На нашем сайте KnigaRead.com Вы можете абсолютно бесплатно читать книгу онлайн Вольфганг Хольбайн, "Кровь тамплиеров" бесплатно, без регистрации.
Перейти на страницу:

Молодая женщина, напротив, была явно испугана, если не сказать пребывала в ужасе и смятении, когда ее взгляд упал на ворвавшегося в церковь мужчину. Она тоже поднялась и, крепко прижимая к груди ребенка, поспешила вслед за священником. Тот, однако, захлопнул за собой дверь, и, прежде чем женщина успела ее открыть, послышался звук поворачиваемого снаружи засова. Итак, он оставил ее наедине с преследователем, который приближался к ней, угрожающе воздев клинок и оттесняя ее обратно к алтарю.

В отчаянии она попыталась изгнать страх из своих глаз, поняв, что рассчитывать может только на саму себя. Женщина повернулась лицом к вооруженному мужчине и улыбнулась.

— Я счастлива, что ты пришел на крещение нашего сына, — заявила она; в ее голосе слышалось соблазнительное придыхание, словно мягкий бриз пронесся сквозь святые покои. — Я назвала его Давидом.

— Отдай его мне! — Странный рыцарь, который, судя по ее словам, был отцом ребенка, требовательно протянул руки к младенцу.

По ней было видно, что ей больше всего хотелось от него убежать, но женщина осталась стоять на месте и продолжала как ни в чем не бывало улыбаться. Лишь едва заметное нервное подергивание уголков рта выдавало объявший ее страх.

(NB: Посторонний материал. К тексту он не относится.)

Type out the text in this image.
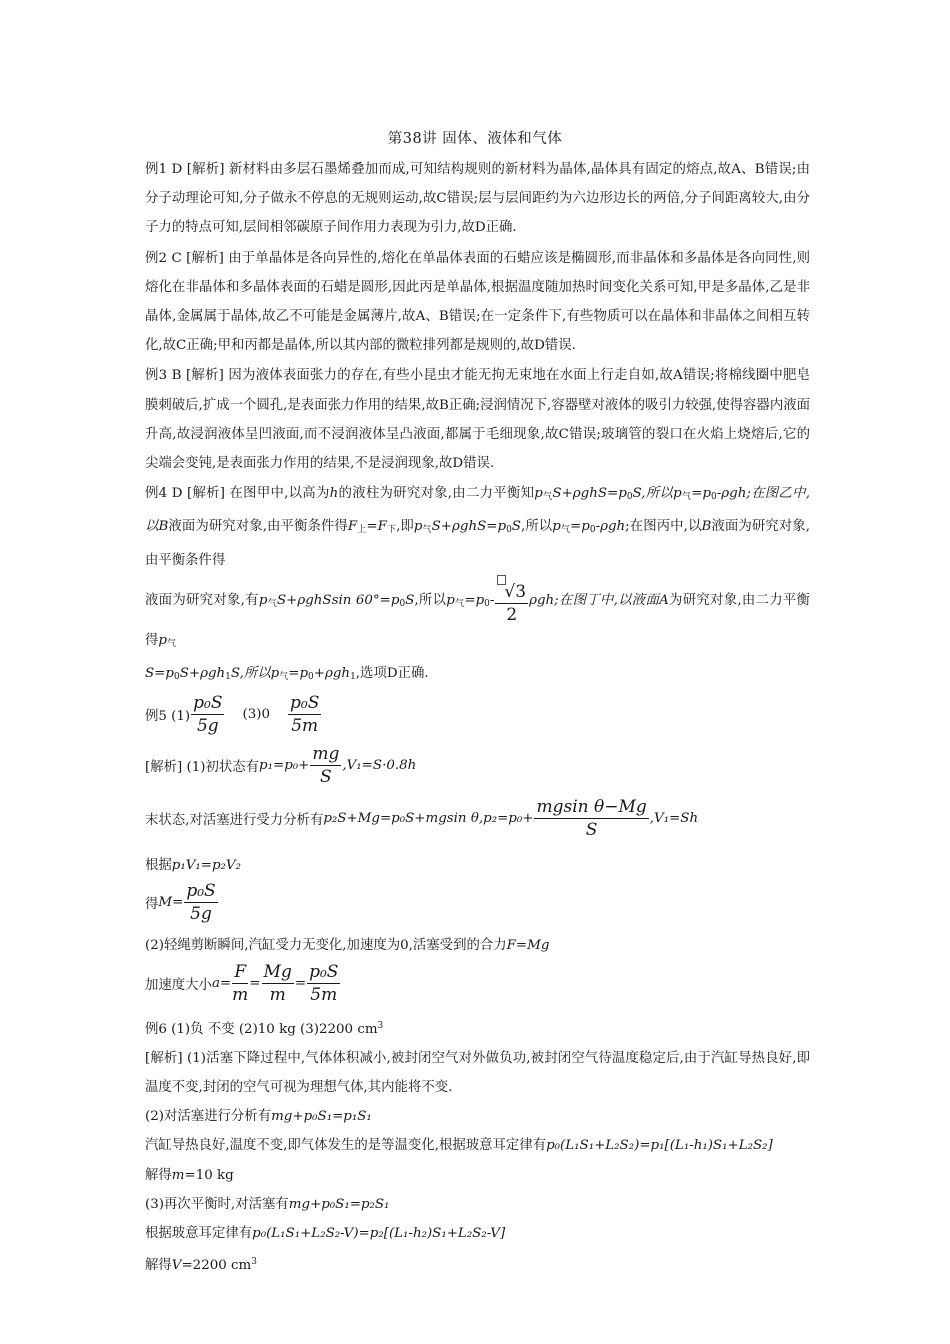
第38讲 固体、液体和气体

例1 D [解析] 新材料由多层石墨烯叠加而成,可知结构规则的新材料为晶体,晶体具有固定的熔点,故A、B错误;由分子动理论可知,分子做永不停息的无规则运动,故C错误;层与层间距约为六边形边长的两倍,分子间距离较大,由分子力的特点可知,层间相邻碳原子间作用力表现为引力,故D正确.

例2 C [解析] 由于单晶体是各向异性的,熔化在单晶体表面的石蜡应该是椭圆形,而非晶体和多晶体是各向同性,则熔化在非晶体和多晶体表面的石蜡是圆形,因此丙是单晶体,根据温度随加热时间变化关系可知,甲是多晶体,乙是非晶体,金属属于晶体,故乙不可能是金属薄片,故A、B错误;在一定条件下,有些物质可以在晶体和非晶体之间相互转化,故C正确;甲和丙都是晶体,所以其内部的微粒排列都是规则的,故D错误.

例3 B [解析] 因为液体表面张力的存在,有些小昆虫才能无拘无束地在水面上行走自如,故A错误;将棉线圈中肥皂膜刺破后,扩成一个圆孔,是表面张力作用的结果,故B正确;浸润情况下,容器壁对液体的吸引力较强,使得容器内液面升高,故浸润液体呈凹液面,而不浸润液体呈凸液面,都属于毛细现象,故C错误;玻璃管的裂口在火焰上烧熔后,它的尖端会变钝,是表面张力作用的结果,不是浸润现象,故D错误.

例4 D [解析] 在图甲中,以高为h的液柱为研究对象,由二力平衡知$p_气S+\rho ghS=p_0S$,所以$p_气=p_0$-ρgh;在图乙中,以B液面为研究对象,由平衡条件得$F_上=F_下$,即$p_气S+\rho ghS=p_0S$,所以$p_气=p_0$-ρgh;在图丙中,以B液面为研究对象,由平衡条件得
液面为研究对象,有$p_气S+\rho ghSsin$ $60^\circ=p_0S$,所以$p_气=p_0- \frac{√3}{2} \rho gh$;在图丁中,以液面A为研究对象,由二力平衡得$p_气$
$S=p_0S+\rho gh_1S$,所以$p_气=p_0+\rho gh_1$,选项D正确.

例5 (1)
p₀S
5g
(3)0
p₀S
5m
[解析] (1)初状态有 $p_1=p_0+ \frac{mg}{S} ,V_1=S\cdot 0.8h$
末状态,对活塞进行受力分析有 p₂S+Mg=p₀S+mgsin $\theta,p_2=p_0+ \frac{\text{mgsin θ−Mg}}{S} ,V_1=Sh$

根据p₁V₁=p₂V₂

得 $M= \frac{\text{p₀S}}{5g}$

(2)轻绳剪断瞬间,汽缸受力无变化,加速度为0,活塞受到的合力F=Mg

加速度大小 $a= \frac{F}{m} = \frac{Mg}{m} = \frac{\text{p₀S}}{5m}$

例6 (1)负 不变 (2)10 kg (3)2200 $cm^3$

[解析] (1)活塞下降过程中,气体体积减小,被封闭空气对外做负功,被封闭空气待温度稳定后,由于汽缸导热良好,即温度不变,封闭的空气可视为理想气体,其内能将不变.

(2)对活塞进行分析有mg+p₀S₁=p₁S₁

汽缸导热良好,温度不变,即气体发生的是等温变化,根据玻意耳定律有p₀(L₁S₁+L₂S₂)=p₁[(L₁-h₁)S₁+L₂S₂]

解得m=10 kg

(3)再次平衡时,对活塞有mg+p₀S₁=p₂S₁

根据玻意耳定律有p₀(L₁S₁+L₂S₂-V)=p₂[(L₁-h₂)S₁+L₂S₂-V]

解得V=2200 $cm^3$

— Мы одна семья, Роберт, — сказала она просительно и настойчиво.

Тихое позвякивание возвестило, что ключ в боковой двери повернули снова. Второй мужчина со скомканным платком в руках и мечом, висевшим в ножнах на поясе, тихо подошел к женщине сзади, но та, казалось, этого не заметила.

— Давай жить вместе, одной семьей, — прошептала она молящим тоном, — Пожалуйста, давай…

Конец фразы потонул в удушающем кашле, когда второй вооруженный мужчина одной рукой крепко обхватил ее сзади, а другой прижал к ее красивому лицу платок, пропитанный хлороформом или другим одурманивающим средством. Лишь один момент она извивалась в крепких тисках незнакомца, отчаянно прижимая к себе малыша, но ее силы быстро убывали.

Ее тело обмякло, она уже не могла пошевелить ни рукой, ни ногой, и человек, которого она назвала Робертом, выхватил у нее ребенка прежде, чем она упала без чувств.

Странный рыцарь положил младенца на алтарь и наставил острие меча на его грудь.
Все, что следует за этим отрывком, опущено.